The Australian and New Zealand Dollars are trading higher early Wednesday on the back of better-than-forecast Australian economic growth data. The currencies have recovered from Tuesday’s slight setback that was fueled by profit-taking and position-squaring ahead of Tuesday’s report and in reaction to the Reserve Bank of Australia’s Rate Statement.
On Tuesday, the AUD/USD settled at .7616, down 0.0032 or -0.42% and the NZD/USD finished the session at .7024, down 0.0006 or -0.08%.
To recap Tuesday’s events, the Reserve Bank of Australia (RBA) kept interest rates steady in June, an outcome widely expected by economists and markets. The cash rate has remained at 1.5% for 20 consecutive meetings, the longest stretch on record without a move in either direction.
That policy inaction looks set to remain in place for some time yet with the board making few significant changes in the policy statement. Futures trading suggests the next 25 basis point rate hike may take place in November 2019.
The RBA said, “The low level of interest rates is continuing to support the Australian economy.” It also added, “Further progress in reducing unemployment and having inflation return to target is expected, although this progress is likely to be gradual.
Finally, “Taking account of the available information, the Board judged that holding the stance of monetary policy unchanged at this meeting would be consistent with sustainable growth in the economy and achieving the inflation target over time.”
The RBA added that household consumption remains a “continuing source of uncertainty”. However, it removed the line that stronger economic growth “should see some reduction in spare capacity in the economy”. It also removed the line that unemployment rate had “declined over the past year”. It also dropped the view that labor market conditions were “improving”, something it previously said in May.
The Australian Dollar is higher on Wednesday, helped by a robust GDP report. This news is also helping to drag the New Zealand Dollar higher.

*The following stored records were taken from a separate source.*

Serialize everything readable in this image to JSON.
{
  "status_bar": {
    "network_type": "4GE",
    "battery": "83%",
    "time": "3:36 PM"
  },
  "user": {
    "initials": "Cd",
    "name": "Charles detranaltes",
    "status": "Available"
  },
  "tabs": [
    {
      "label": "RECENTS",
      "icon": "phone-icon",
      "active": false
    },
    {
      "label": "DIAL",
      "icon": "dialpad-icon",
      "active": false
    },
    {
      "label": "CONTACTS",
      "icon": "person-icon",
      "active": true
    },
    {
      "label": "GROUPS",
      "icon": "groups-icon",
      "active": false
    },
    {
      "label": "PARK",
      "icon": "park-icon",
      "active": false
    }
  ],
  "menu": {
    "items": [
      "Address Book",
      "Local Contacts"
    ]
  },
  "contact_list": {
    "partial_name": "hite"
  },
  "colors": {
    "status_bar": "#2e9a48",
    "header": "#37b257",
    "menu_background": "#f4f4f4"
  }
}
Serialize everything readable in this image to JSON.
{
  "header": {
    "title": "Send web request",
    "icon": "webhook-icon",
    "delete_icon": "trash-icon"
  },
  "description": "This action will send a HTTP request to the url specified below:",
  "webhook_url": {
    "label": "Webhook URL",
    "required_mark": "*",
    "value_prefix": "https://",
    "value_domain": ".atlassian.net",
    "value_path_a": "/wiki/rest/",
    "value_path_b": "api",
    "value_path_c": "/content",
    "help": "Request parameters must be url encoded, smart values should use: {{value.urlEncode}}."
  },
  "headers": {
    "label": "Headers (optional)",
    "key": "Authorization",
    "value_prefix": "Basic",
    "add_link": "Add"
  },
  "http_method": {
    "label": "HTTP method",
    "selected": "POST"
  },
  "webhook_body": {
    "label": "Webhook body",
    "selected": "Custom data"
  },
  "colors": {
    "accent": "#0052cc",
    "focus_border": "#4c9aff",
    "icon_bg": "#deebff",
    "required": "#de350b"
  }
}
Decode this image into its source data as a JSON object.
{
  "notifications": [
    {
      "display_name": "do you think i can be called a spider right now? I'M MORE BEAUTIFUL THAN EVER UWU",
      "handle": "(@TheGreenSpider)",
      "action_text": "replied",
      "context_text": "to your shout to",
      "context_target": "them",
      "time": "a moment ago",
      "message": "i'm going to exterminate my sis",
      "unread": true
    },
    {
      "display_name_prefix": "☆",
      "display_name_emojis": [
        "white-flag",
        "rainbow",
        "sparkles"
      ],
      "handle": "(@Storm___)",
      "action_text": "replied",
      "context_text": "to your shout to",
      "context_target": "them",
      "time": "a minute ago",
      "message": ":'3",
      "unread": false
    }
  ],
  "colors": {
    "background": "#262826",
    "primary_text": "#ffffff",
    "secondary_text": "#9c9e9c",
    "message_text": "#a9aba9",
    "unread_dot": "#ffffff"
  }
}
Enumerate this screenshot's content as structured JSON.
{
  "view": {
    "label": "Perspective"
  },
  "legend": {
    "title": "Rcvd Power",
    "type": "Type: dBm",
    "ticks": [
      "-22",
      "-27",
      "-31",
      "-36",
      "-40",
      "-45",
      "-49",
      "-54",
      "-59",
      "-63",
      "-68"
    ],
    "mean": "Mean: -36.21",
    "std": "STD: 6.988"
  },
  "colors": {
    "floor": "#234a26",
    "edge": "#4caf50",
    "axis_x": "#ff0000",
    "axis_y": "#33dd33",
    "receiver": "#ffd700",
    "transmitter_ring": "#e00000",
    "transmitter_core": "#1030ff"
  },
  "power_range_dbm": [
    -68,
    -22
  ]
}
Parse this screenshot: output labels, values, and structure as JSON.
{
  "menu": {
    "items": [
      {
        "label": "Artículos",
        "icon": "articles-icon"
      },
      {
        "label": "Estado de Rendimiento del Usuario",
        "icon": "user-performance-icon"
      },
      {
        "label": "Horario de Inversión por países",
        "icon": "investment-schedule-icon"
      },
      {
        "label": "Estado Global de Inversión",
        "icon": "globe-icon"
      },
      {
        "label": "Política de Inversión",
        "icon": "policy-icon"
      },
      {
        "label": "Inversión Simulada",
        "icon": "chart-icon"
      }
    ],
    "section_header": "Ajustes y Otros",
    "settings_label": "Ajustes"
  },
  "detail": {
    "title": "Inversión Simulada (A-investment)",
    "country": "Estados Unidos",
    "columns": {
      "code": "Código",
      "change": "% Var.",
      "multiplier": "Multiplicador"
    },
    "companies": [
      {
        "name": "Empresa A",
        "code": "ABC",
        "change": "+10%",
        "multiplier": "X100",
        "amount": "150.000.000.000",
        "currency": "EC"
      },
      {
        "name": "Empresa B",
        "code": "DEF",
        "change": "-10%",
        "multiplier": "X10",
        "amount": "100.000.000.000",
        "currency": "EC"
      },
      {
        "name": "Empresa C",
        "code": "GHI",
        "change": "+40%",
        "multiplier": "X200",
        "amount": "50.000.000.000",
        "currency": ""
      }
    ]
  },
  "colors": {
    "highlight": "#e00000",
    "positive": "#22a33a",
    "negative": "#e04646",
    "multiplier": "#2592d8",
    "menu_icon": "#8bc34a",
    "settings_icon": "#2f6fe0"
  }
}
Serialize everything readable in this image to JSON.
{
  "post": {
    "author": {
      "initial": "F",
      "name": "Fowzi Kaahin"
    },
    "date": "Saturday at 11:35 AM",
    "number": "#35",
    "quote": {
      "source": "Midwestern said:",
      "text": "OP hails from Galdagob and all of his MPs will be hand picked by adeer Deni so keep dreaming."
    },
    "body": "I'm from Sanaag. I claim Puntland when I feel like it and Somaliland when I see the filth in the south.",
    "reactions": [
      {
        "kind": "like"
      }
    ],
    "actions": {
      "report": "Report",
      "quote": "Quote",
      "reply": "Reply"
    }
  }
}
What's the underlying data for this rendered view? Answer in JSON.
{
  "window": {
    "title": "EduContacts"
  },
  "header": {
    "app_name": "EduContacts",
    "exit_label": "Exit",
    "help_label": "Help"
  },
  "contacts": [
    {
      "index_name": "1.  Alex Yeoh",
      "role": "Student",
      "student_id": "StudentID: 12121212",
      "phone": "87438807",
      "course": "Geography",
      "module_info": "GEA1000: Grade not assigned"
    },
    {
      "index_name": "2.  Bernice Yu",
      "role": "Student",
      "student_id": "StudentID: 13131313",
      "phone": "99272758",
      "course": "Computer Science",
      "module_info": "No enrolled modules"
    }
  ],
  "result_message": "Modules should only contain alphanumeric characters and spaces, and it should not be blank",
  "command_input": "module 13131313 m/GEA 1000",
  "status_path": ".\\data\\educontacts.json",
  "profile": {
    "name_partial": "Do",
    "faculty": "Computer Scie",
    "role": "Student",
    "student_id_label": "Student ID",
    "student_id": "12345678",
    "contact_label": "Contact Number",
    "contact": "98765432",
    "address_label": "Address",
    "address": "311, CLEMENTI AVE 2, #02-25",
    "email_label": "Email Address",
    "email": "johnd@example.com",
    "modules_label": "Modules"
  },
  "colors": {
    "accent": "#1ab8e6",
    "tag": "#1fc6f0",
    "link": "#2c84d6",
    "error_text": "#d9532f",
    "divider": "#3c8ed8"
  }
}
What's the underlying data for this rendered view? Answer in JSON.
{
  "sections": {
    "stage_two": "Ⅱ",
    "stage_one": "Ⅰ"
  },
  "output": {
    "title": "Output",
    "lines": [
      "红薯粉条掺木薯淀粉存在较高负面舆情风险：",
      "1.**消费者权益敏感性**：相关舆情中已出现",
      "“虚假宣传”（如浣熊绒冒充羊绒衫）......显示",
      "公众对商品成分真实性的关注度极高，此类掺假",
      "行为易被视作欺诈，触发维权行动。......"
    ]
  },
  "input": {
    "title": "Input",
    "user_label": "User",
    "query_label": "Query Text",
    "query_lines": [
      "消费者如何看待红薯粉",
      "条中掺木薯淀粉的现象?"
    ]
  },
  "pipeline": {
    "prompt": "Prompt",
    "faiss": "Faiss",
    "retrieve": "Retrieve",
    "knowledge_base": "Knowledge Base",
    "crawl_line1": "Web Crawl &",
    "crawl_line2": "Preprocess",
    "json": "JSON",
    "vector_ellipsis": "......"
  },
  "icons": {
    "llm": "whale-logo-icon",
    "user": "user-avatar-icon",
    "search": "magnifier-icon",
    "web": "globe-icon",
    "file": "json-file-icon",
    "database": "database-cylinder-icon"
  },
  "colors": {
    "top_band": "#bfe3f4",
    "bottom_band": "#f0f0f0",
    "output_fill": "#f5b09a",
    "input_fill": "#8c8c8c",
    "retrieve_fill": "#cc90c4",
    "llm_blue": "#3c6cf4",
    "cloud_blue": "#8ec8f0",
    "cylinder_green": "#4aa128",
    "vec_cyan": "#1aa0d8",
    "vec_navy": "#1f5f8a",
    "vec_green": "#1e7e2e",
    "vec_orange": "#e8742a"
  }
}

At 0427 GMT, the AUD/USD is trading .7658, up 0.0041 or +0.56% and the NZD/USD is at .7041, up 0.0017 or +0.25%.
Australian economic growth rose strongly in the first three months of the year, boosted by household consumption, government demand, stronger exports and a lift in business inventories.
The economy expanded by 1% in real terms, leaving the increase on a year earlier at 3.1%, the fastest since the middle of last year.
Stronger growth in exports contributed half of the quarterly increase. Along with firm government demand, this masked a sharp slowdown in household consumption.
Momentum is on the side of the AUD/USD and NZD/USD early Wednesday and this trend should continue throughout the session. Especially bullish news that better-than-expected quarterly increase saw year-on-year growth rise to 3.1%, well above the 2.8% level is the primary price driver today.
Despite the strength of the report, traders still feel the RBA will not make a change to its benchmark interest rate until late 2019.